The Pulse Of The Preachers
The Bible Banner is being handled nicely now. You fellows are doing a good job of it. I'm sorry A. C. C. has jumped the track in her effort to raise the endowment but since she has, some of you who are good at writing have to handle the pen. Seeing the trend toward independence being manifested by the colleges, I'm beginning to wonder if an endowment that would make A. C. C. totally self-sufficient would not also put her in position to crystallize certain trends into policies that, being taught year after year to a stream of students, would appreciably change the attitude of the church in general, toward a weaker stand on fundamentals. As it is, if her teachers talk off color, they either must be removed or corrected, or the college stands to lose its support. Though I'd like to see her usefulness expanded, I question the advisability of making her entirely independent of the rank and file of Christians.—Ernest H. Witt, Willis, Texas.

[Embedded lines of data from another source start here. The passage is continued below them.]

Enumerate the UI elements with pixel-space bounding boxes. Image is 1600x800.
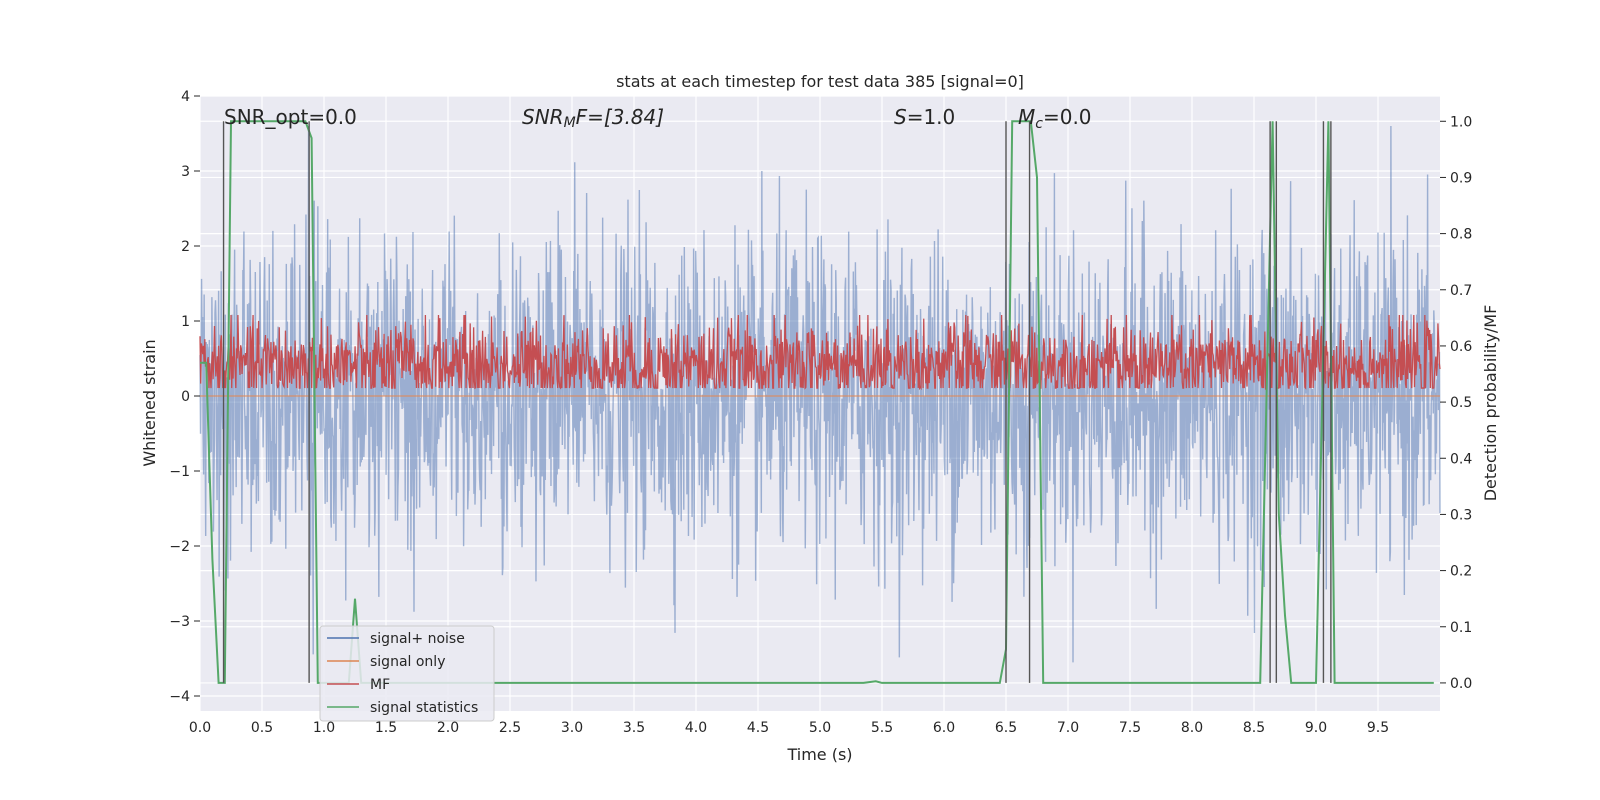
x-tick-label: 8.5	[1243, 720, 1265, 736]
x-tick-label: 6.5	[995, 720, 1017, 736]
legend: signal+ noise signal only MF signal stat…	[319, 625, 495, 722]
x-tick-label: 4.0	[685, 720, 707, 736]
x-axis-ticks: 0.0 0.5 1.0 1.5 2.0 2.5 3.0 3.5 4.0 4.5 5.0 5.5 6.0 6…	[189, 720, 1389, 736]
y-tick-label: 2	[181, 239, 190, 255]
y-tick-label: 4	[181, 89, 190, 105]
y2-tick-label: 0.6	[1450, 339, 1472, 355]
annotation-snr-mf-value: F=[3.84]	[576, 105, 664, 129]
legend-label-signal-noise: signal+ noise	[370, 631, 465, 647]
y2-axis-ticks: 1.0 0.9 0.8 0.7 0.6 0.5 0.4 0.3 0.2 0.1 0.0	[1440, 114, 1472, 692]
y-axis-ticks: 4 3 2 1 0 −1 −2 −3 −4	[169, 89, 200, 705]
legend-label-mf: MF	[370, 677, 390, 693]
y-tick-label: −3	[169, 614, 190, 630]
legend-label-signal-statistics: signal statistics	[370, 700, 478, 716]
x-tick-label: 2.5	[499, 720, 521, 736]
series-mf	[199, 315, 1441, 391]
x-tick-label: 1.0	[313, 720, 335, 736]
y2-axis-title: Detection probability/MF	[1481, 305, 1500, 502]
annotation-mc-symbol: M	[1018, 105, 1035, 129]
annotation-mc-subscript: c	[1035, 116, 1043, 132]
annotation-mc-value: =0.0	[1043, 105, 1092, 129]
y2-tick-label: 0.4	[1450, 451, 1472, 467]
annotation-s: S=1.0	[894, 105, 955, 129]
x-tick-label: 0.0	[189, 720, 211, 736]
x-tick-label: 1.5	[375, 720, 397, 736]
x-tick-label: 5.5	[871, 720, 893, 736]
annotation-s-value: =1.0	[907, 105, 956, 129]
legend-label-signal-only: signal only	[370, 654, 445, 670]
x-tick-label: 7.5	[1119, 720, 1141, 736]
y2-tick-label: 0.0	[1450, 676, 1472, 692]
x-tick-label: 5.0	[809, 720, 831, 736]
annotation-snr-mf: SNRMF=[3.84]	[522, 105, 664, 131]
annotation-snr-mf-symbol: SNR	[522, 105, 564, 129]
vertical-markers	[222, 121, 1332, 683]
y2-tick-label: 0.1	[1450, 620, 1472, 636]
y-tick-label: 3	[181, 164, 190, 180]
y-tick-label: 0	[181, 389, 190, 405]
y2-tick-label: 0.2	[1450, 564, 1472, 580]
y2-tick-label: 0.8	[1450, 227, 1472, 243]
x-tick-label: 0.5	[251, 720, 273, 736]
chart-title: stats at each timestep for test data 385…	[616, 72, 1024, 91]
annotation-mc: Mc=0.0	[1018, 105, 1092, 132]
x-tick-label: 6.0	[933, 720, 955, 736]
x-tick-label: 7.0	[1057, 720, 1079, 736]
x-tick-label: 9.5	[1367, 720, 1389, 736]
x-tick-label: 3.0	[561, 720, 583, 736]
y2-tick-label: 0.3	[1450, 507, 1472, 523]
y2-tick-label: 0.7	[1450, 283, 1472, 299]
y2-tick-label: 0.9	[1450, 170, 1472, 186]
annotation-s-symbol: S	[894, 105, 907, 129]
legend-box	[319, 625, 495, 722]
x-tick-label: 9.0	[1305, 720, 1327, 736]
annotation-snr-opt: SNR_opt=0.0	[224, 105, 357, 129]
y2-tick-label: 1.0	[1450, 114, 1472, 130]
y-tick-label: −2	[169, 539, 190, 555]
y-tick-label: −1	[169, 464, 190, 480]
x-axis-title: Time (s)	[786, 745, 852, 764]
x-tick-label: 4.5	[747, 720, 769, 736]
x-tick-label: 3.5	[623, 720, 645, 736]
x-tick-label: 2.0	[437, 720, 459, 736]
y-axis-title: Whitened strain	[140, 339, 159, 466]
y-tick-label: −4	[169, 689, 190, 705]
annotation-snr-mf-subscript: M	[564, 115, 576, 131]
y2-tick-label: 0.5	[1450, 395, 1472, 411]
y-tick-label: 1	[181, 314, 190, 330]
x-tick-label: 8.0	[1181, 720, 1203, 736]
series-line-mf	[199, 315, 1441, 391]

For a long time, I have intended to write you. Other matters have so taxed my time that I just put it off. I just wanted to say that I fully appreciate the fights you have made against "isms" that threaten the church. I don't want you to ever entertain the idea of "letting down" because of hateful things done by brethren who love the wages of unrighteousness. I feared, several years ago, that your heart would be made heavy by some traitors.
I hope the colleges never dominate the church, but I do know that a lot of preachers are dominated by them and especially their presidents. I am a friend to Christian education and have defended it in debate with Ketcherside. With the conditions that now exist, I would not undertake it. When I met Ketcherside some years ago, Bro. Hardeman furnished me a letter, over his signature, to the effect that F. H. C. was an adjunct to the home and depended in no sense upon the church as such for its support. That was just after his debate with Bogard, in Little Rock, Arkansas. If the churches all emptied their treasuries into the colleges, a poor boy would still have to manage for money to attend one. I would oppose money being sent from the church treasury to an orphanage, if I knew that some one would have to pay the orphan child's board and room extra. God willing, my children will attend a Christian school, but I expect to have to foot the bill myself.—Sterl A. Watson, Haynesville, La.
It is my conviction that you brethren have hit the nail on the head.—R. A. Hartsell, Guthrie, Oklahoma.